A couple weeks ago, Connie complained to our school principal that the kids in the lunch line get too rowdy and that the teachers on duty should stand there and supervise the line. So the other day, I stood near Connie and the cash register to make sure the kids didn't act up. And man, I was like The Lunch Nazi.

"Single file! Unfold your money! All the bills should face the same way!" I ordered. Connie loved it. And I think she loved having someone there next to her so she could complain about her sciatica every time she had to get up to pour a kid a slushy.

A couple weeks ago, Connie came out into the main part of the cafeteria to find the supervising teachers.

"Where's the kid who lost the dollar?" she growled.

Naturally, we had no idea what she was talking about. We learned that one of the kids had put a dollar in the soda machine the day before and had gotten nothing in return. P.McQ and I started asking around. The kids ID'ed one of the boys, and I approached him.

"Johnny, did you lose a dollar in the machine yesterday?"
"No."
"Are you sure?"
"Yes."
"Cause all the kids are saying it was you."
"..."
"Johnny?"
"..."
"Did you lose a dollar yesterday?"
"I'm afraid the lunch lady is going to hurt me."

Johnny got his dollar back. And after the kids went out for recess, Connie took her anger out on Frank. She berated him for caving and giving the kid the dollar back. She had him make a sign that read: 'No crumpled dollar bills' and he put it on the soda machine.

"Focking keedz," Eva added.

And it was clear that neither Frank nor his Friday toupee would be getting any loving that night.

Thursday, February 01, 2007

"BLUE-EYED PUDGE"

2007: YEAR OF THE ADULT

I've been doing some pretty grown-up things lately, hence this year's above-mentioned, aptly named theme. I got engaged. Last weekend I went to an investment seminar. Today I spent two hours with a mortgage loan officer and a real estate agent.

A friend of mine is the personal assistant to a huge-wig east-coast real estate mogul, and she hooked me up with two great contacts so I could get an idea for what kind of mortgage I could qualify. I found out I have an excellent credit score (in the 800s) and being a prospective first-time home buyer, I have all kinds of options.

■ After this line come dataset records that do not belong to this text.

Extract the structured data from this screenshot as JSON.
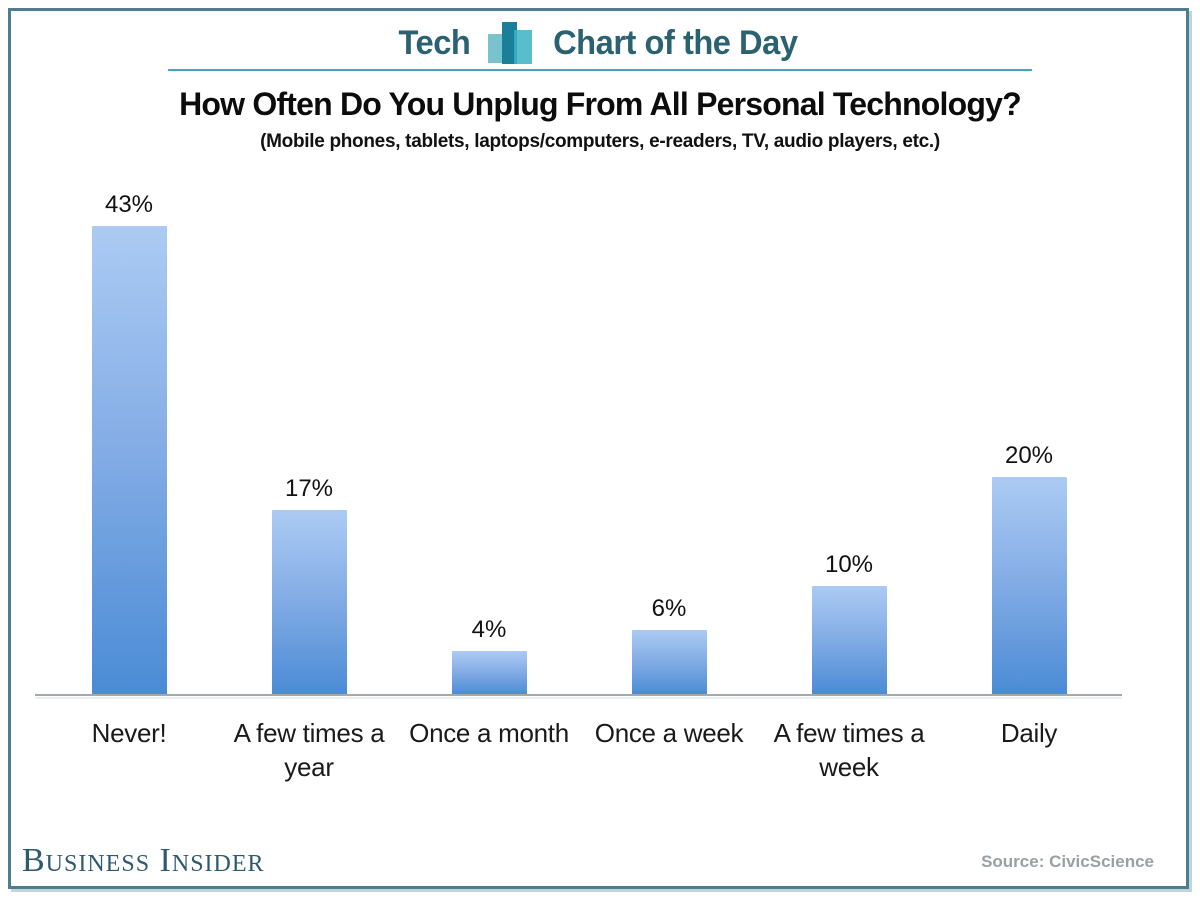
{
  "header": {
    "brand_left": "Tech",
    "brand_right": "Chart of the Day",
    "logo_icon": "bar-chart-icon"
  },
  "chart_data": {
    "type": "bar",
    "title": "How Often Do You Unplug From All Personal Technology?",
    "subtitle": "(Mobile phones, tablets, laptops/computers, e-readers, TV, audio players, etc.)",
    "categories": [
      "Never!",
      "A few times a year",
      "Once a month",
      "Once a week",
      "A few times a week",
      "Daily"
    ],
    "values": [
      43,
      17,
      4,
      6,
      10,
      20
    ],
    "value_labels": [
      "43%",
      "17%",
      "4%",
      "6%",
      "10%",
      "20%"
    ],
    "xlabel": "",
    "ylabel": "",
    "ylim": [
      0,
      45
    ],
    "grid": false,
    "legend": false,
    "bar_color_top": "#abcbf3",
    "bar_color_bottom": "#4a8bd5"
  },
  "footer": {
    "brand": "Business Insider",
    "source": "Source: CivicScience"
  },
  "colors": {
    "accent_teal": "#2b6272",
    "frame_border": "#4f7d90",
    "separator": "#4da3b6",
    "axis": "#a8a8a8",
    "logo_light": "#79c4cc",
    "logo_dark": "#1a7f98",
    "logo_mid": "#3cb2c6"
  }
}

I also learned that, having spent the past two years living back here with Mom (and paying an extreeeemely small amount of rent per month) I should have scads of moolah mounting up in my bank account.

Guess what...? I don't.

I have not been a thrifty girl. And although I am not some obsessive spender, I must admit that the expensive dinners out and the occasional spendy gadget here and there have taken their toll. So with all two of you as my witnesses, I am hereby dubbing 2007: "Turtle's Year of Saving." I am vowing to be smarter so I can do bigger, better things.

Also know that if I should falter, I'm blaming YOU, blog readers, for not stepping in to remind me of this post.